A month later, Ant Financial was ordered by Chinese regulators to overhaul its operations. The People’s Bank of China, the country’s central bank, explain Ant Financial was “indifferent” to the law at the time. The central bank asked the company to increase transparency, strengthen corporate governance and set up a holding company.

The investigation into Ant Financial comes after its founder, billionaire entrepreneur Jack Ma, publicly criticized Chinese regulators in 2020 for stifling innovation and being too cautious. Subsequently, Jack Ma, China’s most famous tech entrepreneur, disappeared from public view.

Earlier this year, Ant Group said Ma would relinquish control of the company. Around the same time, China’s central bank said regulatory action against big tech companies was nearing completion. Ma’s recent reappearance in mainland China after spending much of his time overseas has sparked speculation that he could return to a more important role at Alibaba. Last month, in a personnel shakeup, two longtime executives who helped Ma start Alibaba were named to head the company.
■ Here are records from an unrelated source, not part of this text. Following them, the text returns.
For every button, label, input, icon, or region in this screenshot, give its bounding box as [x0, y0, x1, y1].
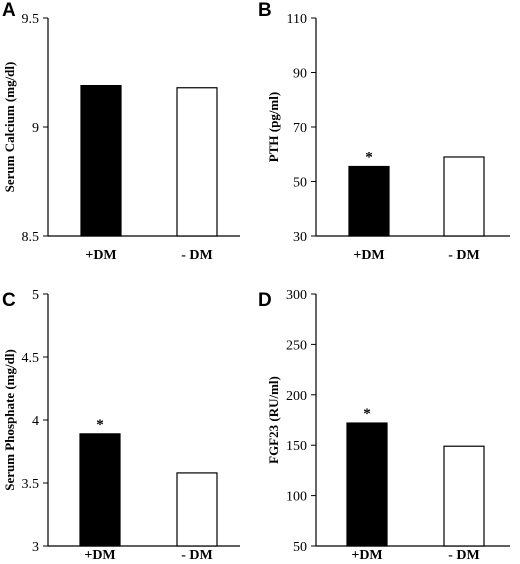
category-label: +DM — [85, 248, 116, 263]
y-tick-label: 4 — [32, 414, 39, 429]
category-label: +DM — [353, 248, 384, 263]
y-tick-label: 3 — [32, 540, 39, 555]
y-tick-label: 8.5 — [22, 230, 40, 245]
y-tick-label: 200 — [286, 389, 307, 404]
bar-minus-dm — [176, 87, 218, 237]
y-axis-label: FGF23 (RU/ml) — [266, 376, 281, 464]
y-tick-label: 150 — [286, 439, 307, 454]
y-tick-label: 70 — [293, 121, 307, 136]
y-tick-label: 5 — [32, 288, 39, 303]
y-tick-label: 250 — [286, 338, 307, 353]
chart-panel-b: B 30 50 70 90 110 PTH (pg/ml) +DM * - DM — [258, 0, 510, 263]
significance-marker: * — [365, 150, 373, 166]
bar-minus-dm — [443, 445, 485, 547]
y-tick-label: 4.5 — [22, 351, 40, 366]
y-tick-label: 3.5 — [22, 477, 40, 492]
chart-panel-d: D 50 100 150 200 250 300 FGF23 (RU/ml) +DM * - DM — [258, 288, 510, 563]
chart-panel-a: A 8.5 9 9.5 Serum Calcium (mg/dl) +DM - DM — [2, 0, 240, 263]
category-label: +DM — [351, 548, 382, 563]
y-tick-label: 9 — [32, 121, 39, 136]
category-label: - DM — [181, 248, 213, 263]
significance-marker: * — [363, 406, 371, 422]
panel-letter: A — [2, 0, 16, 21]
panel-letter: C — [2, 290, 16, 311]
y-tick-label: 50 — [293, 540, 307, 555]
y-tick-label: 9.5 — [22, 12, 40, 27]
category-label: - DM — [448, 548, 480, 563]
category-label: - DM — [448, 248, 480, 263]
y-tick-label: 100 — [286, 490, 307, 505]
y-tick-label: 30 — [293, 230, 307, 245]
category-label: +DM — [84, 548, 115, 563]
y-axis-label: PTH (pg/ml) — [266, 92, 281, 162]
bar-plus-dm — [79, 433, 121, 547]
chart-panel-c: C 3 3.5 4 4.5 5 Serum Phosphate (mg/dl) +DM * - D… — [2, 288, 240, 563]
y-axis-label: Serum Phosphate (mg/dl) — [2, 349, 17, 491]
y-tick-label: 110 — [287, 12, 307, 27]
panel-letter: D — [258, 290, 272, 311]
y-tick-label: 90 — [293, 67, 307, 82]
y-axis-label: Serum Calcium (mg/dl) — [2, 62, 17, 193]
bar-plus-dm — [346, 422, 388, 547]
y-tick-label: 300 — [286, 288, 307, 303]
category-label: - DM — [181, 548, 213, 563]
bar-plus-dm — [80, 84, 122, 237]
panel-letter: B — [258, 0, 272, 21]
bar-plus-dm — [348, 165, 390, 237]
bar-minus-dm — [443, 156, 485, 237]
bar-minus-dm — [176, 472, 218, 547]
significance-marker: * — [96, 417, 104, 433]
y-tick-label: 50 — [293, 176, 307, 191]
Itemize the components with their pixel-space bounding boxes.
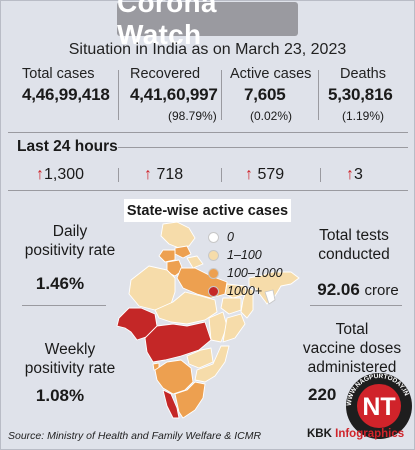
map-region	[248, 271, 300, 305]
divider	[118, 147, 408, 148]
divider	[221, 70, 222, 120]
stat-label: Total cases	[22, 66, 95, 82]
map-title: State-wise active cases	[124, 199, 291, 222]
divider	[118, 168, 119, 182]
map-region	[186, 347, 214, 369]
weekly-positivity-label: Weekly positivity rate	[24, 341, 116, 377]
map-region	[174, 381, 206, 419]
stat-deaths: Deaths 5,30,816 (1.19%)	[328, 66, 393, 123]
divider	[310, 305, 402, 306]
map-region	[194, 345, 230, 383]
divider	[22, 305, 106, 306]
vaccine-doses-label: Total vaccine doses administered	[302, 321, 402, 376]
divider	[221, 168, 222, 182]
legend-swatch	[208, 285, 219, 297]
page-subtitle: Situation in India as on March 23, 2023	[68, 41, 347, 58]
stat-label: Recovered	[130, 66, 201, 82]
weekly-positivity-value: 1.08%	[35, 386, 85, 405]
increase-active-cases: ↑ 579	[245, 166, 285, 183]
stat-value: 5,30,816	[328, 85, 393, 104]
map-region	[160, 222, 196, 249]
map-region	[158, 249, 176, 263]
total-tests-value: 92.06 crore	[317, 280, 399, 299]
increase-recovered: ↑ 718	[144, 166, 184, 183]
stat-label: Deaths	[340, 66, 386, 82]
stat-value: 7,605	[244, 85, 286, 104]
vaccine-doses-value: 220	[308, 385, 337, 404]
source-note: Source: Ministry of Health and Family We…	[8, 430, 262, 442]
legend-item: 1000+	[208, 282, 283, 300]
legend-item: 100–1000	[208, 264, 283, 282]
stat-percent: (1.19%)	[342, 109, 385, 123]
divider	[320, 168, 321, 182]
logo-core	[357, 384, 401, 428]
page-title: Corona Watch	[117, 0, 298, 50]
divider	[8, 132, 408, 133]
legend-swatch	[208, 231, 219, 243]
daily-positivity-value: 1.46%	[35, 274, 85, 293]
map-region	[224, 283, 248, 299]
legend-item: 0	[208, 228, 283, 246]
map-region	[220, 297, 242, 315]
map-region	[162, 389, 180, 419]
stat-value: 4,41,60,997	[130, 85, 218, 104]
map-region	[174, 245, 192, 259]
map-region	[222, 313, 246, 343]
stat-percent: (98.79%)	[168, 109, 217, 123]
divider	[118, 70, 119, 120]
map-region	[240, 287, 254, 319]
legend-swatch	[208, 267, 219, 279]
map-region	[128, 265, 176, 311]
map-region	[154, 359, 194, 395]
credit-label: KBK Infographics	[307, 428, 405, 440]
arrow-up-icon: ↑	[245, 166, 253, 183]
stat-active-cases: Active cases 7,605 (0.02%)	[230, 66, 311, 123]
stat-percent: (0.02%)	[250, 109, 293, 123]
arrow-up-icon: ↑	[36, 166, 44, 183]
legend-swatch	[208, 249, 219, 261]
arrow-up-icon: ↑	[144, 166, 152, 183]
map-region	[154, 291, 218, 325]
logo-text: NT	[362, 393, 395, 421]
map-region	[264, 289, 276, 305]
stat-value: 4,46,99,418	[22, 85, 110, 104]
nagpur-today-logo: NT WWW.NAGPURTODAY.IN	[346, 373, 412, 439]
map-region	[144, 321, 212, 363]
divider	[8, 190, 408, 191]
stat-recovered: Recovered 4,41,60,997 (98.79%)	[130, 66, 218, 123]
legend-item: 1–100	[208, 246, 283, 264]
stat-label: Active cases	[230, 66, 312, 82]
increase-deaths: ↑3	[346, 166, 363, 183]
arrow-up-icon: ↑	[346, 166, 354, 183]
map-legend: 0 1–100 100–1000 1000+	[208, 228, 283, 300]
daily-positivity-label: Daily positivity rate	[24, 223, 116, 259]
map-region	[186, 255, 204, 269]
stat-total-cases: Total cases 4,46,99,418	[22, 66, 110, 105]
divider	[318, 70, 319, 120]
total-tests-label: Total tests conducted	[318, 227, 390, 263]
increase-total-cases: ↑1,300	[36, 166, 85, 183]
last-24-hours-heading: Last 24 hours	[17, 138, 118, 155]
Alibaba Group said in March it would become a holding company and restructure the group into six distinct business units with their own chief executive and board of directors. The decision could help the units successfully complete their initial public offerings and assuage Beijing’s concerns about the concentration of power and influence at the tech giant.

Ant’s valuation was slashed from $235 billion to about $63.8 billion before Chinese authorities halted the IPO in November 2020. According to Bloomberg.